Applying to College ca. 1869

Seems like these days the college process is pretty straightforward. Fill out your CommonApp, write an essay that recounts your hamster’s death and its impact on your decision to take 5 APs during junior year, have gramps write a check a great transcript and with a few mouse clicks you’ve set yourself up for a 1-in-10 chance of Ivy League acceptance. However, this was not always the case. Yesterday, Buzzfeed posted this gem from the Harvard University archives: an entrance examination that’s so personalized it even let the applicant pick 2 questions in the ‘History and Geography’ section!

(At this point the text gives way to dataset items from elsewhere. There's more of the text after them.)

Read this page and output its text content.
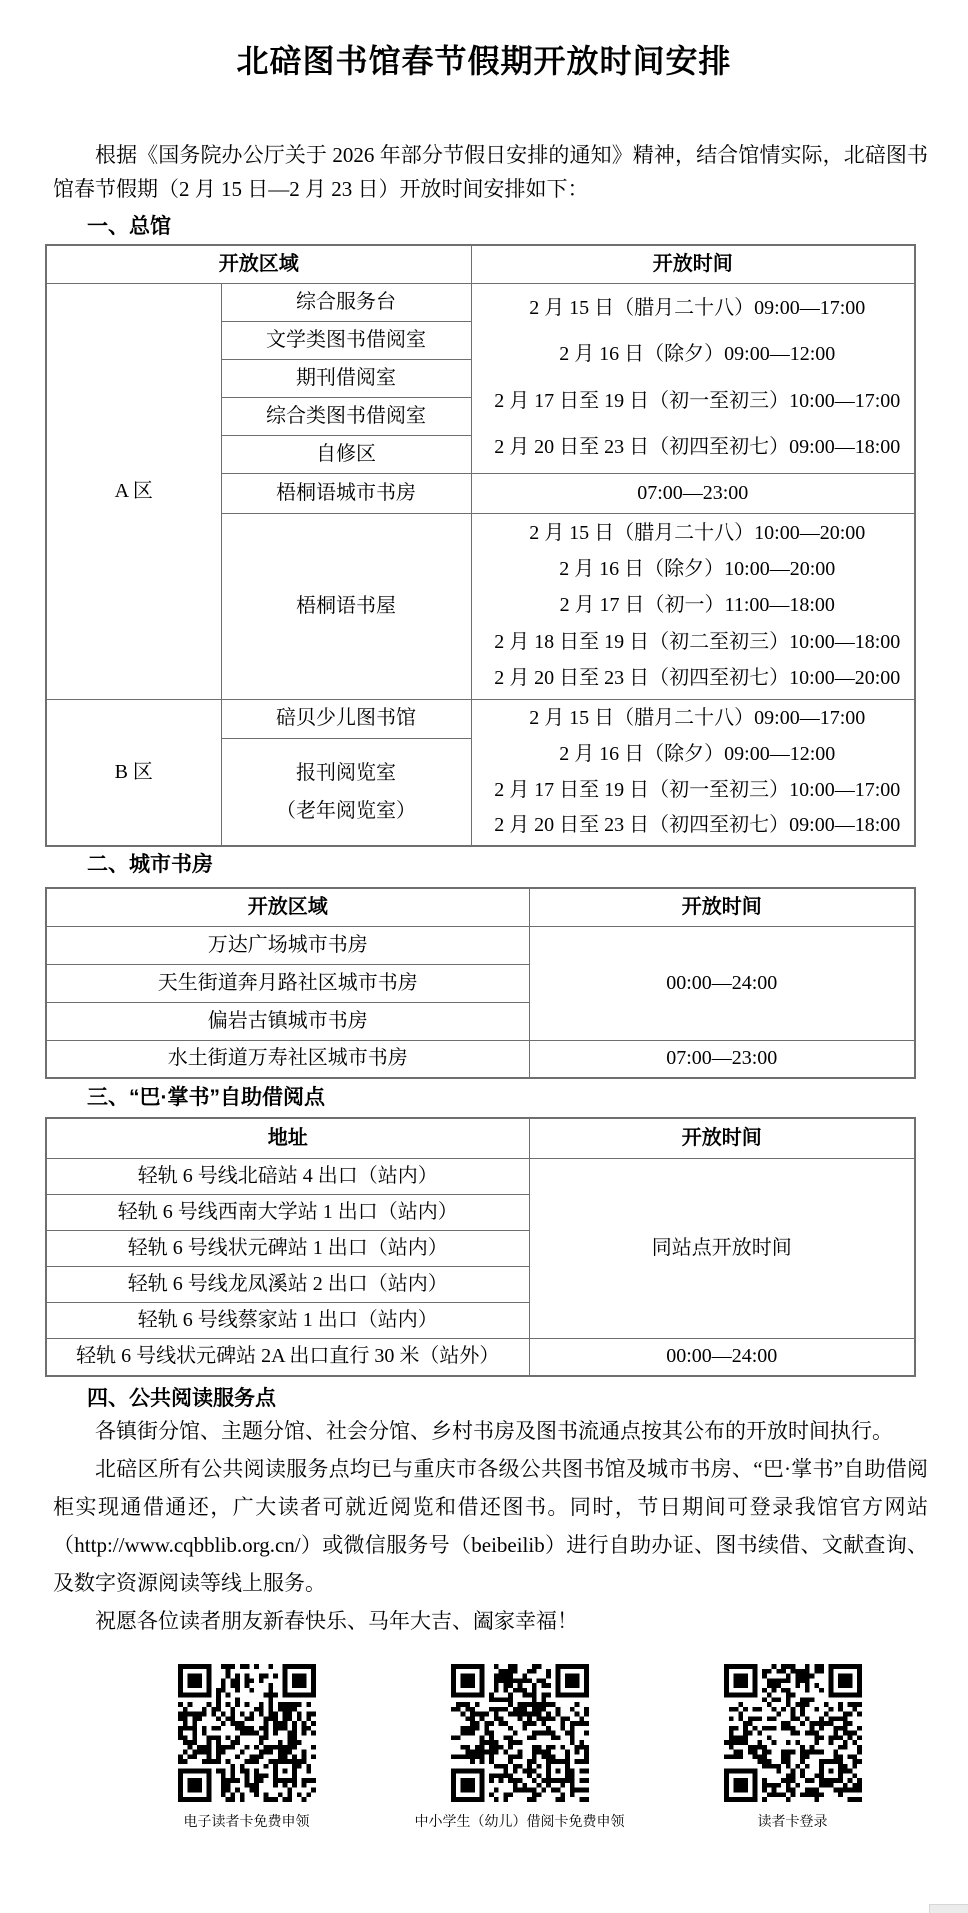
北碚图书馆春节假期开放时间安排

根据《国务院办公厅关于 2026 年部分节假日安排的通知》精神，结合馆情实际，北碚图书馆春节假期（2 月 15 日—2 月 23 日）开放时间安排如下：

一、总馆
开放区域		开放时间
A 区	综合服务台	2 月 15 日（腊月二十八）09:00—17:00
2 月 16 日（除夕）09:00—12:00
2 月 17 日至 19 日（初一至初三）10:00—17:00
2 月 20 日至 23 日（初四至初七）09:00—18:00

	文学类图书借阅室	
	期刊借阅室	
	综合类图书借阅室	
	自修区	
	梧桐语城市书房	07:00—23:00
	梧桐语书屋	2 月 15 日（腊月二十八）10:00—20:00
2 月 16 日（除夕）10:00—20:00
2 月 17 日（初一）11:00—18:00
2 月 18 日至 19 日（初二至初三）10:00—18:00
2 月 20 日至 23 日（初四至初七）10:00—20:00

B 区	碚贝少儿图书馆	2 月 15 日（腊月二十八）09:00—17:00
2 月 16 日（除夕）09:00—12:00
2 月 17 日至 19 日（初一至初三）10:00—17:00
2 月 20 日至 23 日（初四至初七）09:00—18:00

	报刊阅览室
（老年阅览室）	
二、城市书房
开放区域	开放时间
万达广场城市书房	00:00—24:00
天生街道奔月路社区城市书房	
偏岩古镇城市书房	
水土街道万寿社区城市书房	07:00—23:00
三、“巴·掌书”自助借阅点
地址	开放时间
轻轨 6 号线北碚站 4 出口（站内）	同站点开放时间
轻轨 6 号线西南大学站 1 出口（站内）	
轻轨 6 号线状元碑站 1 出口（站内）	
轻轨 6 号线龙凤溪站 2 出口（站内）	
轻轨 6 号线蔡家站 1 出口（站内）	
轻轨 6 号线状元碑站 2A 出口直行 30 米（站外）	00:00—24:00
四、公共阅读服务点

各镇街分馆、主题分馆、社会分馆、乡村书房及图书流通点按其公布的开放时间执行。

北碚区所有公共阅读服务点均已与重庆市各级公共图书馆及城市书房、“巴·掌书”自助借阅柜实现通借通还，广大读者可就近阅览和借还图书。同时，节日期间可登录我馆官方网站（http://www.cqbblib.org.cn/）或微信服务号（beibeilib）进行自助办证、图书续借、文献查询、及数字资源阅读等线上服务。

祝愿各位读者朋友新春快乐、马年大吉、阖家幸福！

电子读者卡免费申领	中小学生（幼儿）借阅卡免费申领	读者卡登录
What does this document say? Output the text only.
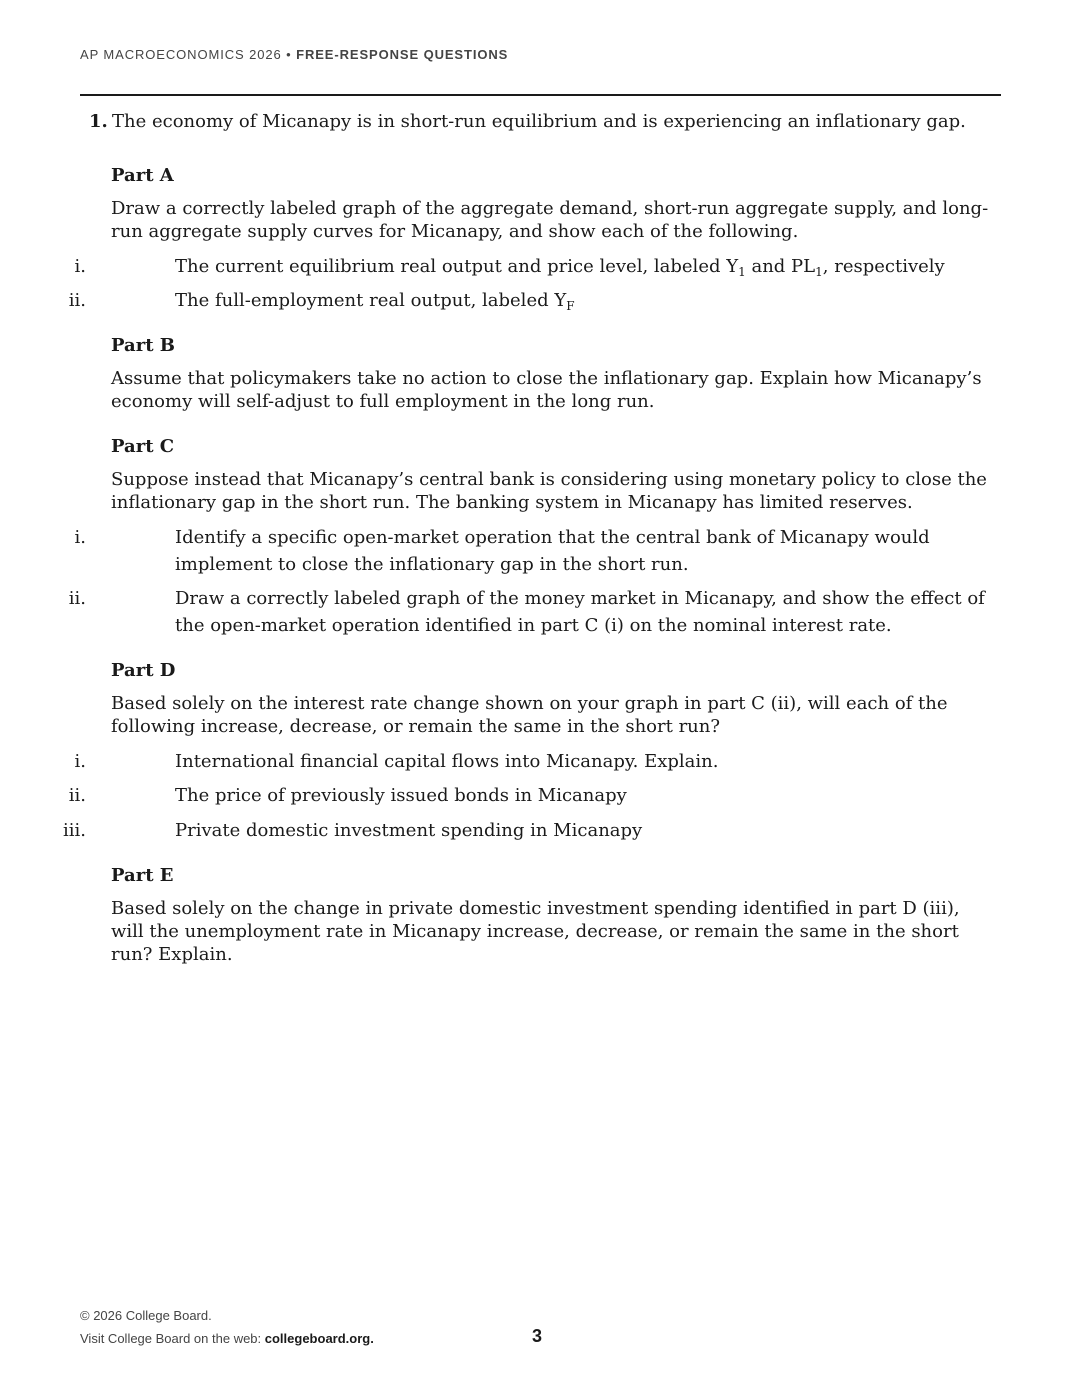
AP MACROECONOMICS 2026 • FREE-RESPONSE QUESTIONS
1. The economy of Micanapy is in short-run equilibrium and is experiencing an inflationary gap.
Part A
Draw a correctly labeled graph of the aggregate demand, short-run aggregate supply, and long-run aggregate supply curves for Micanapy, and show each of the following.
i.	The current equilibrium real output and price level, labeled $Y_1$ and $PL_1$, respectively
ii.	The full-employment real output, labeled $Y_F$
Part B
Assume that policymakers take no action to close the inflationary gap. Explain how Micanapy’s economy will self-adjust to full employment in the long run.
Part C
Suppose instead that Micanapy’s central bank is considering using monetary policy to close the inflationary gap in the short run. The banking system in Micanapy has limited reserves.
i.	Identify a specific open-market operation that the central bank of Micanapy would implement to close the inflationary gap in the short run.
ii.	Draw a correctly labeled graph of the money market in Micanapy, and show the effect of the open-market operation identified in part C (i) on the nominal interest rate.
Part D
Based solely on the interest rate change shown on your graph in part C (ii), will each of the following increase, decrease, or remain the same in the short run?
i.	International financial capital flows into Micanapy. Explain.
ii.	The price of previously issued bonds in Micanapy
iii.	Private domestic investment spending in Micanapy
Part E
Based solely on the change in private domestic investment spending identified in part D (iii), will the unemployment rate in Micanapy increase, decrease, or remain the same in the short run? Explain.
© 2026 College Board.
Visit College Board on the web: collegeboard.org.	3
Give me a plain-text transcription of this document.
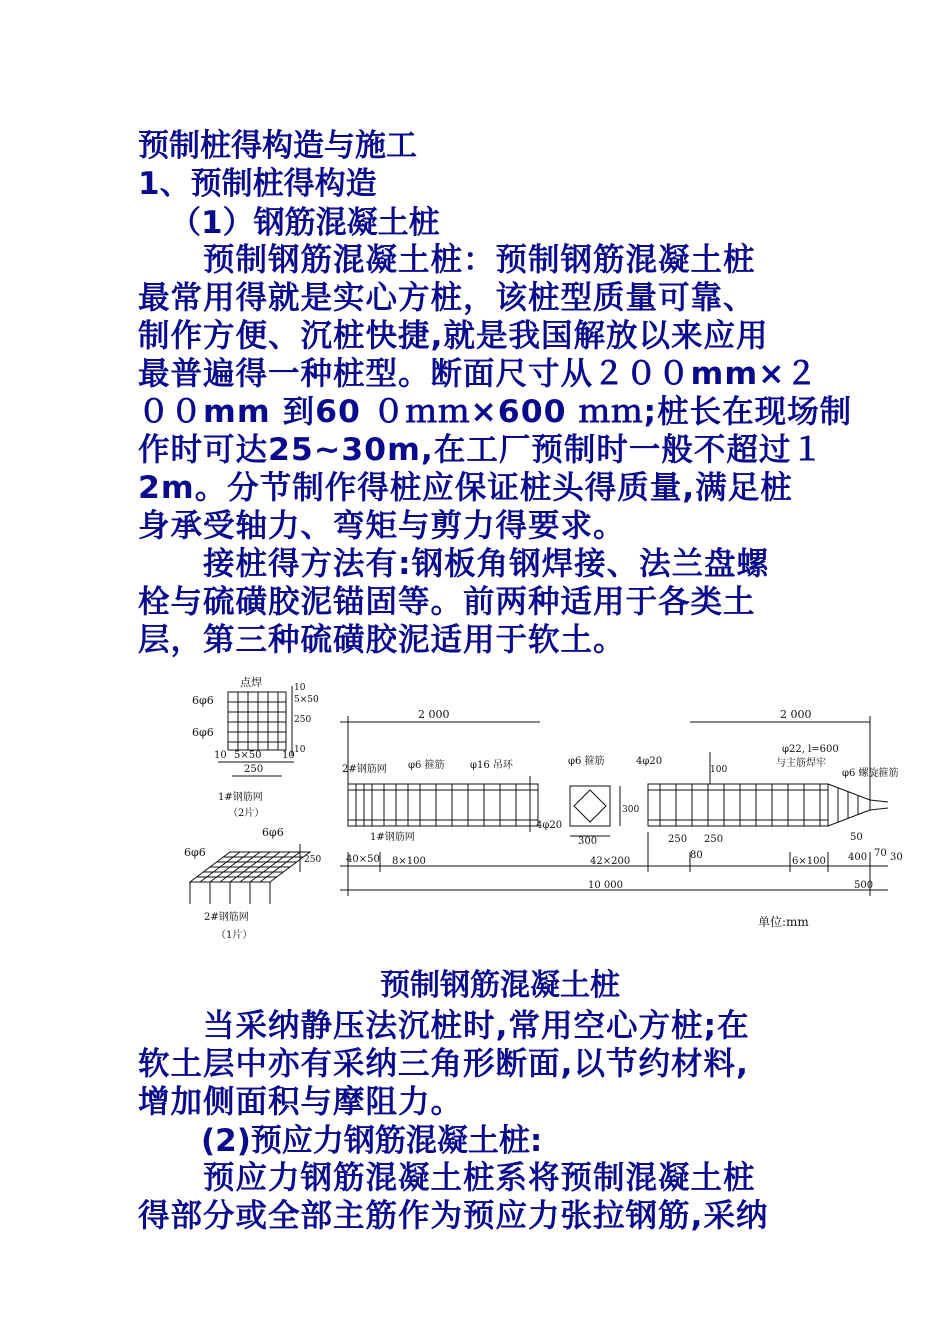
预制桩得构造与施工
1、预制桩得构造
（1）钢筋混凝土桩
　　预制钢筋混凝土桩：预制钢筋混凝土桩
最常用得就是实心方桩，该桩型质量可靠、
制作方便、沉桩快捷,就是我国解放以来应用
最普遍得一种桩型。断面尺寸从２００mm×２
００mm 到60 ０ｍｍ×600 ｍｍ;桩长在现场制
作时可达25~30m,在工厂预制时一般不超过１
2m。分节制作得桩应保证桩头得质量,满足桩
身承受轴力、弯矩与剪力得要求。
　　接桩得方法有:钢板角钢焊接、法兰盘螺
栓与硫磺胶泥锚固等。前两种适用于各类土
层，第三种硫磺胶泥适用于软土。
点焊
6φ6
6φ6
10
5×50
250
10
10 5×50 10
250
1#钢筋网
（2片）
6φ6
6φ6
250
2#钢筋网
（1片）
2 000
2#钢筋网 φ6 箍筋	φ16 吊环	φ6 箍筋	4φ20
100
2 000
φ22, l=600
与主筋焊牢
φ6 螺旋箍筋
4φ20
300
300
1#钢筋网	250 250	50
40×50 8×100	42×200
80
6×100 400 70 30
10 000	500
单位:mm
预制钢筋混凝土桩
　　当采纳静压法沉桩时,常用空心方桩;在
软土层中亦有采纳三角形断面,以节约材料,
增加侧面积与摩阻力。
　(2)预应力钢筋混凝土桩:
　　预应力钢筋混凝土桩系将预制混凝土桩
得部分或全部主筋作为预应力张拉钢筋,采纳
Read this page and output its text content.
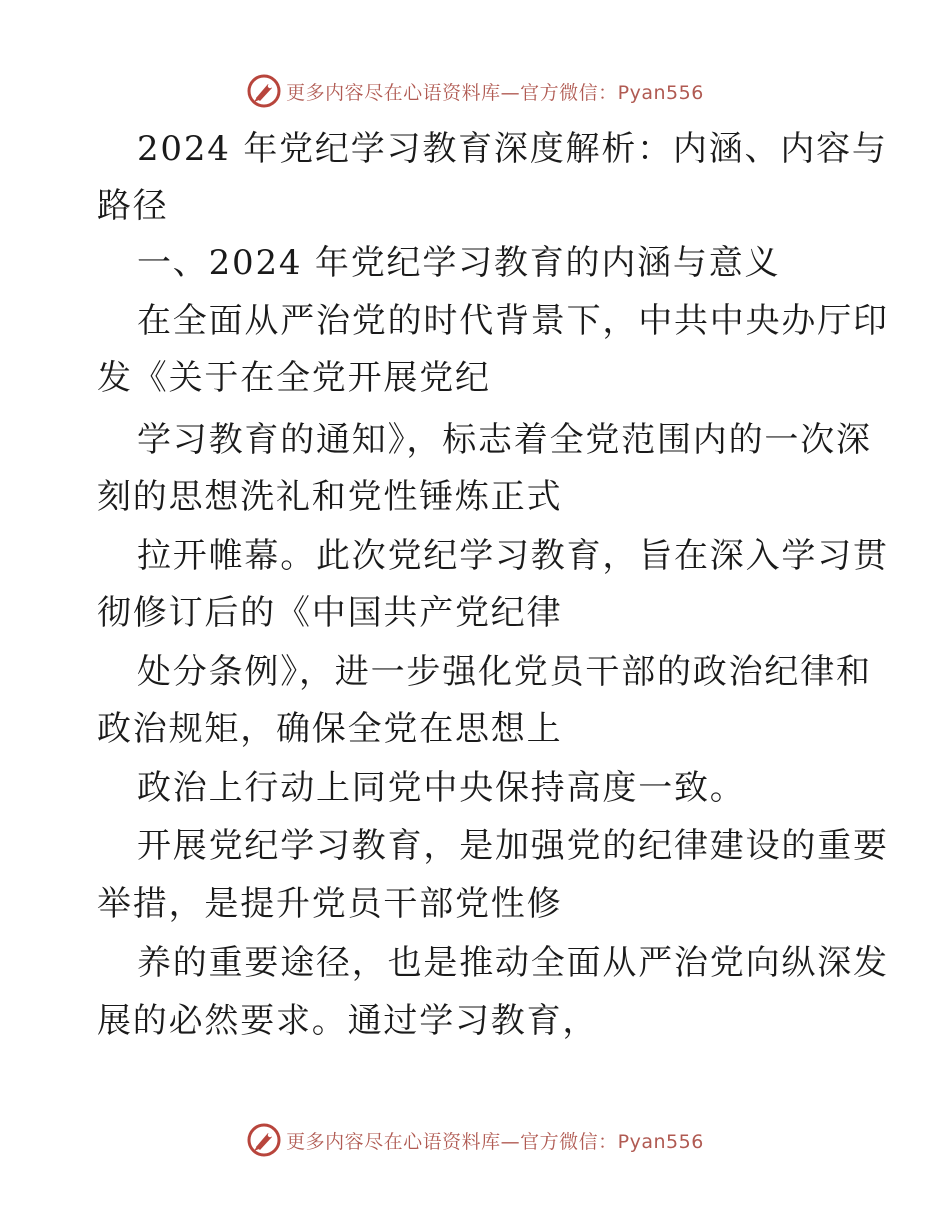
更多内容尽在心语资料库—官方微信：Pyan556
2024 年党纪学习教育深度解析：内涵、内容与
路径
一、2024 年党纪学习教育的内涵与意义
在全面从严治党的时代背景下，中共中央办厅印
发《关于在全党开展党纪
学习教育的通知》，标志着全党范围内的一次深
刻的思想洗礼和党性锤炼正式
拉开帷幕。此次党纪学习教育，旨在深入学习贯
彻修订后的《中国共产党纪律
处分条例》，进一步强化党员干部的政治纪律和
政治规矩，确保全党在思想上
政治上行动上同党中央保持高度一致。
开展党纪学习教育，是加强党的纪律建设的重要
举措，是提升党员干部党性修
养的重要途径，也是推动全面从严治党向纵深发
展的必然要求。通过学习教育，
更多内容尽在心语资料库—官方微信：Pyan556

Don’t expect to find any blank space to write a two-page essay on great uncle Charlie’s life-changing wisdom here. There’s only a series of questions that test one’s mastery of a typical 19th century curriculum: Latin, Greek, History-Geography and several areas of mathematics. Apparently, Harvard didn’t regard Sex, Gender and Society as a necessary part of a rounded education. This test, rather, emphasizes the dead languages and cold facts that everybody knows will nurture one’s ability to think broadly and critically better than silly analysis or worthless discussion of  intellectual and real-world issues.

But in all seriousness, if most of us (or most college students for that matter) were to take this exam, we would most definitely be in alta merda (that’s Latin for deep shit). Luckily, it’s the 21st century and for that, we can all be thankful.